Жилище встретило блудного сына тишиной и спокойствием. Сэйт
кивнул маячившей на входе охране и прямиком поднялся к себе, больше
никого не встретив по пути. Кинул рюкзак в угол, неторопливо обошёл
комнату и, достав самокрутки, устроился под потолком на окне, рядом
с платформой, где спал ещё ребёнком.
Он сбежал из дома сразу после тогдашнего разговора с матерью. Не
понимал, что за дурацкие проблемы у этих ненормальных родителей?
Почему они не могут жить вместе? Не верил, что отец снова появится,
и больше не мог сидеть дома, в ожидании неизвестно чего. Бросил
учёбу.
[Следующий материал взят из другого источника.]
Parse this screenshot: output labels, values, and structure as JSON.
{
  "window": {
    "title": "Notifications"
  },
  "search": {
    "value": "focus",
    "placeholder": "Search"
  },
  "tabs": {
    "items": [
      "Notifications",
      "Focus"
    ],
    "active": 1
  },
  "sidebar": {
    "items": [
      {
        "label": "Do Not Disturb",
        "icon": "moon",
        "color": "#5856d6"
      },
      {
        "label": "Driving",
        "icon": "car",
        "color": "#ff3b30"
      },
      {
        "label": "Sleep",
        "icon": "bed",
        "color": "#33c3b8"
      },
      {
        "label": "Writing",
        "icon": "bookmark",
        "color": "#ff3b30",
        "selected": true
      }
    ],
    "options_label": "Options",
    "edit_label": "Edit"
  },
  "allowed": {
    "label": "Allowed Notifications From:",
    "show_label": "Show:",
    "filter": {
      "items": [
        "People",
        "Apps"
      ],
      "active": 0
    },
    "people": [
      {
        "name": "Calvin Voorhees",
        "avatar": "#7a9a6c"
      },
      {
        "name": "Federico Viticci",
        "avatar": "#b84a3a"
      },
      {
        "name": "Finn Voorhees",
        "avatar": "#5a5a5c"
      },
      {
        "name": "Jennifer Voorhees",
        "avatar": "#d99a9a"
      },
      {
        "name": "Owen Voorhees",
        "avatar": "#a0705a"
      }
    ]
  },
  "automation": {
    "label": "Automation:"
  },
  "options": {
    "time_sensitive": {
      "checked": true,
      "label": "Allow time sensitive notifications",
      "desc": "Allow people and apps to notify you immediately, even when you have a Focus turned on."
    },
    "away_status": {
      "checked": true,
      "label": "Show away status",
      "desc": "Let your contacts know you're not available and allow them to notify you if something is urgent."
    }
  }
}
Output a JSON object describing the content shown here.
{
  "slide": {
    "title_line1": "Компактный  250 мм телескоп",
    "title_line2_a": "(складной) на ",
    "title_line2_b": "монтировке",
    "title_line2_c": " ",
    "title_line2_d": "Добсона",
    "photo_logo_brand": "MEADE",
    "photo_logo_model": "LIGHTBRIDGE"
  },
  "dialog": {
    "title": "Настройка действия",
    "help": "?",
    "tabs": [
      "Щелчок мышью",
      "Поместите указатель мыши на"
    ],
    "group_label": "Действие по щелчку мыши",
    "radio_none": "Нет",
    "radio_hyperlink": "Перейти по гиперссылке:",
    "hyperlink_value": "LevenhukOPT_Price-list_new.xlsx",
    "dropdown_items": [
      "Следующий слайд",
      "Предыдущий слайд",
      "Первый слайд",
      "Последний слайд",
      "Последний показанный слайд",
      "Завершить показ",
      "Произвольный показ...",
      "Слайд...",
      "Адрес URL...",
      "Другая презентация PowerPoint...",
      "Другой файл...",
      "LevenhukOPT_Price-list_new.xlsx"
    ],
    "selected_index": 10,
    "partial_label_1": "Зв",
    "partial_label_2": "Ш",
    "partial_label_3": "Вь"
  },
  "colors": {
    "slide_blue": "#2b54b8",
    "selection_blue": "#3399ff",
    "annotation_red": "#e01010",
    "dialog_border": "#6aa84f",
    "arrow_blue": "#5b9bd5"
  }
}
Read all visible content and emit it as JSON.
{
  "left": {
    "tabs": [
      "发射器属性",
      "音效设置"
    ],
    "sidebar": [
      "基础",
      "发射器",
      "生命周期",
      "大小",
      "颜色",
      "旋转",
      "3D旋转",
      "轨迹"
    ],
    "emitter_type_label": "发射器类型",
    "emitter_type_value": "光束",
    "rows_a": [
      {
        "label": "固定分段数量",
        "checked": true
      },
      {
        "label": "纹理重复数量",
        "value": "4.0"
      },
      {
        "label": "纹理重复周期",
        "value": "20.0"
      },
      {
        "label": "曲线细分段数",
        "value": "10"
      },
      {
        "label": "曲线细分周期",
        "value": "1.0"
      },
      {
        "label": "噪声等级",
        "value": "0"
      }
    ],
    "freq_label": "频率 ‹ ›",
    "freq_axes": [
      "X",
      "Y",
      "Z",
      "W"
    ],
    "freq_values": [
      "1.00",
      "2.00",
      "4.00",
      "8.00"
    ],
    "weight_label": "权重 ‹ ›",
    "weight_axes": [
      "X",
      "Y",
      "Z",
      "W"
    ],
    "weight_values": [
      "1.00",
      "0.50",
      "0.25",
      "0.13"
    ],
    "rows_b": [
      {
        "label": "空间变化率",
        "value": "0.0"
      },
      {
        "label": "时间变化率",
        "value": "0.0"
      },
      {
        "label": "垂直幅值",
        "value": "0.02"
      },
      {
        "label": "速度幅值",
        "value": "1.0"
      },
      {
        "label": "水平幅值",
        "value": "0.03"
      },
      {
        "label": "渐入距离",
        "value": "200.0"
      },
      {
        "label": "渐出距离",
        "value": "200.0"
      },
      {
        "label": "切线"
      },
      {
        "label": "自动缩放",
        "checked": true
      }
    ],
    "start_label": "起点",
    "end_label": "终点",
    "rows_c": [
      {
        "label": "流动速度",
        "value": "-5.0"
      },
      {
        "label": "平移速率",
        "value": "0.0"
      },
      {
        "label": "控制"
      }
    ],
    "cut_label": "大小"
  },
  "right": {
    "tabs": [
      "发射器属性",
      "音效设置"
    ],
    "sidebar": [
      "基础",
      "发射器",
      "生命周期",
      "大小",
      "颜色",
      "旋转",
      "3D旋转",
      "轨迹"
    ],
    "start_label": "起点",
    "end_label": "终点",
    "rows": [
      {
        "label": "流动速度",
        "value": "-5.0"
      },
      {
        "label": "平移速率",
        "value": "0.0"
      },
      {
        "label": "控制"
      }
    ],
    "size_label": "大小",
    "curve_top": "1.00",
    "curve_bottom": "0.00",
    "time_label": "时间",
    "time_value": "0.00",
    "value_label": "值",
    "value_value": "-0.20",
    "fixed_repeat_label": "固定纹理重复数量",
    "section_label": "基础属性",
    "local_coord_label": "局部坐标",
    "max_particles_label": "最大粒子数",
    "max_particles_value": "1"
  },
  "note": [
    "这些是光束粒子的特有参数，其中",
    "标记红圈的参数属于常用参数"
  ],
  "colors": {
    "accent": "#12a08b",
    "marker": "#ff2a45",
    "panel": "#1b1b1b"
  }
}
Ушёл защищать границы каких-то территорий Джеда (до которых
ему, по сути, не было никакого дела) и за три года походной жизни
повзрослел лет на десять. Теперь эта комната, набитая старыми —
наивными и детскими — вещами, казалась ему смешной. Он вспомнил,
как они в первый раз спустились вниз по трубе. Как мама сначала
отказывалась, а потом, испуганно взвизгивала и скользила вниз, сидя
на плечах отца. И они все вместе смеялись до упаду.
«Как же счастлив был он тогда!»
Но этого уже не вернуть. Так же, как и не вернуть беспомощно
болтающуюся как плеть руку… Если бы не ранение, он бы ещё долго не
появился дома. Сэйт поморщился от боли и снова затянул сигарету.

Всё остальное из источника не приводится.